Your anger seems perfectly reasonable to me. I'll be thinking of you as you make it through this difficult week.
We can have the surgeon eliminated. I know people in Chicago that would be happy to get the job done for a nominal fee. Just give the word.
Until then, grieve as needed. We can wait for silliness to return in due time.
the one-year anniversary of my father's death was in May. being jewish, we had an unveiling ceremony -- my mother went to pieces, and all of our energy was on comforting her. but i was fortunate in that i grieved when he died. you have to go through it on your own terms. i (am) still angry at the hospital, which i feel was negligent. the anger is the hardest thing to let go of...
Positive vibes are headed your way as I type this. I hope you can find some peace during this tough time.
Beth,
I don't think anyone ever gets over the loss of a father they loved. Your feelings are normal and healthy.
You may think I am crazy, but the pain from my fathers death was eased on the one year anniversary of his death. I was out of town on business and woke up in my hotel room after a dream that was so real. In the dream my father walked into the kitchen of my old condominium and told me he was fine, not to worry and that he was everywhere. From that dream I now believe heaven may be an all knowing eternal concsioucness.
It gives me comfort that my father may still be able to see me even if I cannot see him.
Hang in there indeed. You can't let go of the anger until you acknowledge it and let it out. It really does eventually leave and all you have left are the memories. Sounds like the memories you have of your Dad are all good ones.
Even though I'm new here I'd like to send my best wishes. .
Take all the time you need. Write or don't write about anything or nothing. Whatever gives you consolation. We out here in cyber land aren't going anywhere.
Wow, what a heavy post to come into your blog on. I can completely understand the whole anger thing, it was actually my first response over my father's death, and I turned my back on my faith for over 8 years before finally finding a semblance of comfort with my feeling towards religion and God again. It sounds like you are making a lot of progress to realize the state of things in only a year. Best of luck with your processing of things, rage all you need to, and know that you obviously have many people concerned for you.

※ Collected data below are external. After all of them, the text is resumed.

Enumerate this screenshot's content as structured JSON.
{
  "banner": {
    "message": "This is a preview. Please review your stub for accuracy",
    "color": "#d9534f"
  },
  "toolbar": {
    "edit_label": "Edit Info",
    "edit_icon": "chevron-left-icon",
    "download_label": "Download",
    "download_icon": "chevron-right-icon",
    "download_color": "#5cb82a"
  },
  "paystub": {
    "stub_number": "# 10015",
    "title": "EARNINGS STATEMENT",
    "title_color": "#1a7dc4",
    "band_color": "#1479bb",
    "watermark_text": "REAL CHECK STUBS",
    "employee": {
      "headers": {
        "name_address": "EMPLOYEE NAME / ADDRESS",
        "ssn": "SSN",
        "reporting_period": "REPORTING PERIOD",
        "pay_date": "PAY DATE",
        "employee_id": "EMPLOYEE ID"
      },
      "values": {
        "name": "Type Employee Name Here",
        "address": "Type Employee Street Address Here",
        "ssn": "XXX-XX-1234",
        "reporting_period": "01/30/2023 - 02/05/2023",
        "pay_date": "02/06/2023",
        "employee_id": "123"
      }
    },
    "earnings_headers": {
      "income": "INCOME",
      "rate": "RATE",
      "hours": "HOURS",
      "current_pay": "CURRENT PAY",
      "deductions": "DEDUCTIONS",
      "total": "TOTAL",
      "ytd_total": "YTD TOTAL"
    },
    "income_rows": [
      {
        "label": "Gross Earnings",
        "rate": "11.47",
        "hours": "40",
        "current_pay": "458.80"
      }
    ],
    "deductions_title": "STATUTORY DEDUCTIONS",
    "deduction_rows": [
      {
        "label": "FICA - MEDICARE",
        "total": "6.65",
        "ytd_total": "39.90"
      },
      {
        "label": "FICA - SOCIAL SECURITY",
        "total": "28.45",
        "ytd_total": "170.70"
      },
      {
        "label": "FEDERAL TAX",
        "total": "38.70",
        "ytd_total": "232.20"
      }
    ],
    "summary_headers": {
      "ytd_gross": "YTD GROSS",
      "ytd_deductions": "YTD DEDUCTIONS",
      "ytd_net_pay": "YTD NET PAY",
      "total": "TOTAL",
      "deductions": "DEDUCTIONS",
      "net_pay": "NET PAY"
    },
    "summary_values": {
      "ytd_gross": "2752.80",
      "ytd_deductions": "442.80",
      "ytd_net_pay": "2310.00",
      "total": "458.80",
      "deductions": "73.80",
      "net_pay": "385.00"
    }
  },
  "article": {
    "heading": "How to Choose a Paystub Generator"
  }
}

After the grief comes relief. And the recognition that the greatest gift we have is our memories.
For those are the true windows to our souls.
My father died on November 19, 2005. And Lord, it has been quite a low year. Now I need to read your blog from beginning to end, so that I can feel less alone when I face the days when my throat closes and my eyes burn with missing him.
I'm a little late on this one but I am very sorry for your loss.... I lost my Grandfather after a complication during surgery last November. It was much harder to handle than I had anticipated.. But share the stories, preserve the memories and keep his spirit with you, always...
i'm lifting you up today, Beth.
my thoughts are w/ you.
b.s.
sorry to hear about your dad. it's good to grieve. get it all out. chin up.